Faced with a national movement calling to defund police, California’s Legislature has decided to defund schools instead. Its plan is set out in 43502-b of the state’s education budget trailer bills (Assembly Bill 77 and Senate Bill 98), which will come up for a final vote next week:
[F]or purposes of calculating apportionments for the 2020–21 fiscal year… the department shall use the average daily attendance in the 2019–20 fiscal year…
To understand why this is a big deal, you need to understand a little bit about how schools are funded. Average daily attendance, or ADA, measures the number of students who enrolled in your school, and are actually showing up to class. ADA is to schools as album sales used to be to bands: It’s the source of nearly all their money. It’s not a perfect system by any means, but fundamentally it makes sense: Each school gets funded based on the number of students who attend.

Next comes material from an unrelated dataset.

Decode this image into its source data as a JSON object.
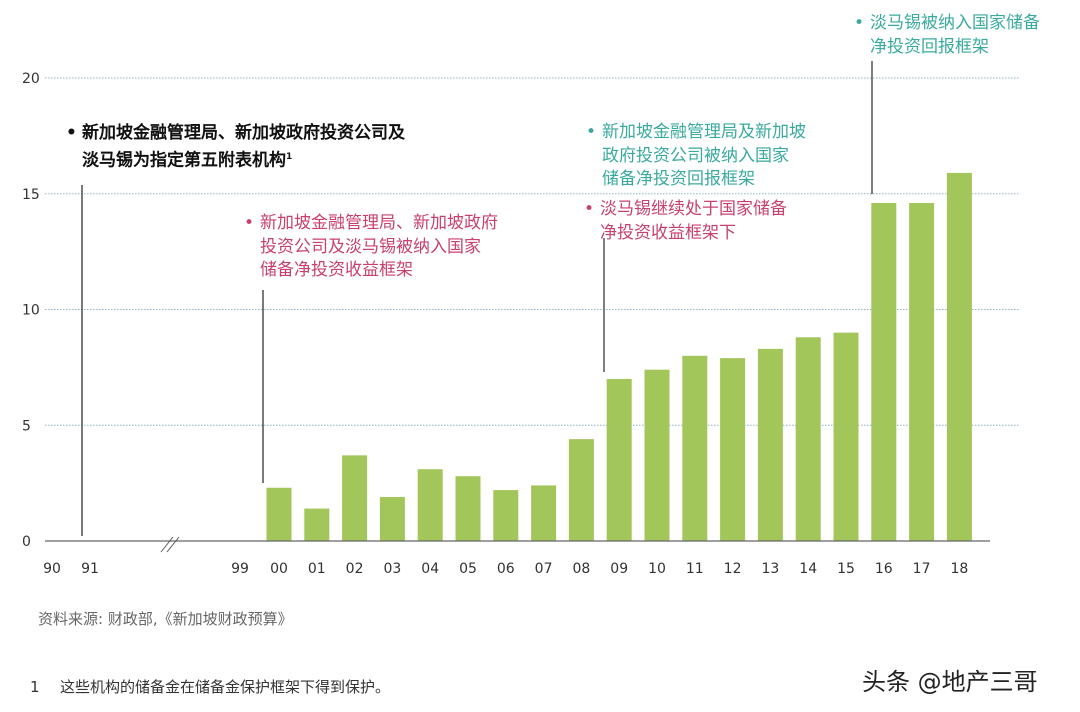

That’s not how things are going to work in the coming school year. Now, schools are going to get funding based on the number of students who attended last year.
There’s an excellent reason for this: One of the impacts of COVID-19 on education is that some families have chosen to disenroll from school. This means that many schools are facing a steep drop in funding at a time when they need to spend more than ever in order to reopen safely in the fall. Protecting their funding is a noble intention, and the Legislature should be applauded for it. And if that were where the impact of this bill ended, it would be a cause for celebration.
But there’s a catch: If a school has enrolled more students this year than last year, not a single one of those students brings any funding with them. Now, when new schools open, they often open up one grade at a time. That means that a high school that opened last year with only ninth grade will be doubling its student body next year. According to the new budget, that school will only have funding for half of its students. The increased staffing costs alone make this impossible.
Then there are schools that decided to enroll more students in an effort to be fiscally responsible and cover their costs, since, as I said, ADA is where funding comes from. Those schools are now discovering that their plan to address their budget problems is leaving them worse off than if they had done nothing.
The timing of this bill is particularly cruel: Schools have already enrolled students for the coming year, so they now must decide either to force out students who are expecting to start in September, or start the year without enough funding to keep their students and staff safe during the pandemic.
For some schools, there will be no choice –without adequate funding, they will simply need to close.
And then consider this: Where will the students go if their school cannot stay open? What school is going to take them, knowing that they bring no ADA funding? What school will even be ABLE to take them?
There is a simple fix. The budget could be amended so that all schools are funded either according to their 2019–2020 ADA levels, or according to their 2020-2021 ADA levels, whichever is higher. This would protect schools that lose students without punishing schools for gaining students.
This solution is fair, it’s humane and most important, it will provide all schools with the funds they need to open safely in the fall.
Alec Patton works at the High Tech High Graduate School of Education in Point Loma. He is the editor of High Tech High Unboxed, and host of the High Tech High Unboxed podcast. Before he joined the graduate school, he was a high school teacher.